14 – Cook for Yourself instead of buying pre-made food. That gives you the control to add more vegetables, fruits, and lean meats and to use spices as delicious alternatives to salt. Try fresh herbs like basil, thyme, or chives or dry spices like bay leaves, or cumin to flavor your meal without sodium.
15 – Find Out if You Have Sleep Apnea. Are you snoring loudly or do you have episodes when you stop breathing or gasp in your sleep? Sleep apnea raises your risk of high blood pressure, stroke, and heart disease but using a face mask to gently force air into your breathing passages can reverse the damage caused by sleep apnea.
16 – Know Your Signs of a Stroke. Think about the letters in the word FAST. F for Face Drooping. Is it numb or drooping? Can they smile? A for Arm Weakness. Ask the person to raise both arms. Does one arm drift downward? S for Speech difficulty. Is their speed slurred or are they hard to understand? T for Time to call 911. If a person shows any of these symptoms, call 911 to get them to a hospital right away.
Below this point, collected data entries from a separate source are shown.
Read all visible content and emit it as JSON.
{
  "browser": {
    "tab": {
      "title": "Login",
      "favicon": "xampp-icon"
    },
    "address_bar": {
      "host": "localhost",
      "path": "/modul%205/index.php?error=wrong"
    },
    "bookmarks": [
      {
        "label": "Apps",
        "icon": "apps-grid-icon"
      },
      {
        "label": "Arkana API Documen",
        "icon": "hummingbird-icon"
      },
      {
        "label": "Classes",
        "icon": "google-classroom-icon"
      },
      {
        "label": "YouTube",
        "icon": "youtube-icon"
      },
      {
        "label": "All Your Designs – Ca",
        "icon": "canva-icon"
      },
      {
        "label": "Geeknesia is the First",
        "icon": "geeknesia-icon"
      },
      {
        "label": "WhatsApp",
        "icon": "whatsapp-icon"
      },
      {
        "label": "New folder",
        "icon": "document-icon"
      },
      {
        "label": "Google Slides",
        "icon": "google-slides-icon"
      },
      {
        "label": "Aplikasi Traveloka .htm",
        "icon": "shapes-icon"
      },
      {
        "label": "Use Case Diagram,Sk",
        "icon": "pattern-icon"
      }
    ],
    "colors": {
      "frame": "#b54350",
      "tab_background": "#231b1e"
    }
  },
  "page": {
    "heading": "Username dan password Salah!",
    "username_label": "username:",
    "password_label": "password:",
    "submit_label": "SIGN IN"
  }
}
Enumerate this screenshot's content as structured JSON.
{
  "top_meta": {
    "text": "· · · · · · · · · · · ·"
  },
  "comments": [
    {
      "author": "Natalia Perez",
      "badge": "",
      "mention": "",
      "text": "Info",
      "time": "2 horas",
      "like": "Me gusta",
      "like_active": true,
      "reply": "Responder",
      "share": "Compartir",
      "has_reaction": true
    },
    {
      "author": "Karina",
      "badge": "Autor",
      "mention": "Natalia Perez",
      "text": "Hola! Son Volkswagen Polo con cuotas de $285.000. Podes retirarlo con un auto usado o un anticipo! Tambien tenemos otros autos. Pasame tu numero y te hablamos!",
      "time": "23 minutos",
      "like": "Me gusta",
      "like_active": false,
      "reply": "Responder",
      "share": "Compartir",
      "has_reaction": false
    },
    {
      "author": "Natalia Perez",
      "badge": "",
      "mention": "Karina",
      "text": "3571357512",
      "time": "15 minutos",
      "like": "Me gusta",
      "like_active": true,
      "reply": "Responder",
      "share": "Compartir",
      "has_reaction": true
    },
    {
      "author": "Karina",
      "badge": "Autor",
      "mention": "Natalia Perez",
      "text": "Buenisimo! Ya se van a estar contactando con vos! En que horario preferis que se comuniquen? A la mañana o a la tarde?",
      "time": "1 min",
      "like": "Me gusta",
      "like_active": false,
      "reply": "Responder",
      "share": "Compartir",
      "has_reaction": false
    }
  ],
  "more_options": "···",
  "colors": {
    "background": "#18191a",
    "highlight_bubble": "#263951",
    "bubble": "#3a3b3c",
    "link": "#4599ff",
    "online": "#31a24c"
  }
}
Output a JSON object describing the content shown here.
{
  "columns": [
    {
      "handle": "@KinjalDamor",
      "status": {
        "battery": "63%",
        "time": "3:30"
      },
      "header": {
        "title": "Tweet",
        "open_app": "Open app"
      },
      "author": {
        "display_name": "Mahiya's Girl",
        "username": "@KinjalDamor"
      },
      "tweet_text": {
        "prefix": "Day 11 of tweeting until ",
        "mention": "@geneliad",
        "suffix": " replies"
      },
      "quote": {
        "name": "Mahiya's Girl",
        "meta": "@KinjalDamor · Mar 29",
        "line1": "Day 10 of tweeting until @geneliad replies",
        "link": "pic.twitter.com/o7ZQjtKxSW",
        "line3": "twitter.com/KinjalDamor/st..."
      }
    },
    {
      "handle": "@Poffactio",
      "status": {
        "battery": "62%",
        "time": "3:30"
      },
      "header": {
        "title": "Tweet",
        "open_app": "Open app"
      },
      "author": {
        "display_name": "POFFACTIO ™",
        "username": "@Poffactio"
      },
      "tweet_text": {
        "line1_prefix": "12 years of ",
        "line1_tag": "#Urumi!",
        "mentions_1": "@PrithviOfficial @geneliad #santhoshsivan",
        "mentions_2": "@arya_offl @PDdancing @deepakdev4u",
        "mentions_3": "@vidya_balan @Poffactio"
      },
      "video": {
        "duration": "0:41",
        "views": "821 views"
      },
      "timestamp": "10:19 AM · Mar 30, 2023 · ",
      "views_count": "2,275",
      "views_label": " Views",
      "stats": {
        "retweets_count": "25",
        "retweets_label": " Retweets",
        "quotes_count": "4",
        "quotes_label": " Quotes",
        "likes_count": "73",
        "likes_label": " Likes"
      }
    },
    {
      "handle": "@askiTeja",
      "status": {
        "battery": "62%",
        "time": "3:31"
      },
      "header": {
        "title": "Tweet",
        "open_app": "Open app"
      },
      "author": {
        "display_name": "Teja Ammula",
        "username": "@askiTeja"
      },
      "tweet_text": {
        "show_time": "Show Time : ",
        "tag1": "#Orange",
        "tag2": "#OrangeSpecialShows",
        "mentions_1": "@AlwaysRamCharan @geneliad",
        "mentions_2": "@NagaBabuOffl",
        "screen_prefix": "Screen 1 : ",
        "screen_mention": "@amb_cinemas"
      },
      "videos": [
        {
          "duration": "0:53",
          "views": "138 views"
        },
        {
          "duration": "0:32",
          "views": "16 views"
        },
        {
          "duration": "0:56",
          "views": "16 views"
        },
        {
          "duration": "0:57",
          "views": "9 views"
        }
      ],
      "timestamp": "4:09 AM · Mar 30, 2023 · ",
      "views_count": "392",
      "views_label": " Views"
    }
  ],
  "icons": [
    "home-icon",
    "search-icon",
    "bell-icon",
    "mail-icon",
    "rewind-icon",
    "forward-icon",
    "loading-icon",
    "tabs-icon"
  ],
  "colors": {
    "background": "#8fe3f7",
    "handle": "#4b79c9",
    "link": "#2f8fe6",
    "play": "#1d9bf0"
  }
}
17 – Limit Saturated Fats – Saturated fats are mainly found in tropical oils, in dairy, and in red meat and should be limited to no more than 10% of your daily calorie intake. Enjoy dairy in moderation and vary the protein sources in your diet, opting for fish, skinless chicken, eggs, and vegetarian sources of protein where you can.
18 – Practice Gratitude. Writing down what you’re grateful for each day or telling your friends and family about an awesome moment can help your health. Gratitude habits can lower blood pressure and improve your immune functions.
19 – Learn How to Meditate or how to practice mindfulness. It can help you deal with stress, sleep better, feel more balanced, manage your high blood pressure and mindfulness can even lower your risk of heart disease.
20 – Too Tired to Exercise? Focus on hydrating by drinking water throughout the day, fight your fatigue by alternating sitting and standing during the day, snack on healthy carbs like vegetables, fruits, and whole grains, and make it a habit go right from work or school to your workout or activity, if you stop at home, you may be tempted to skip it.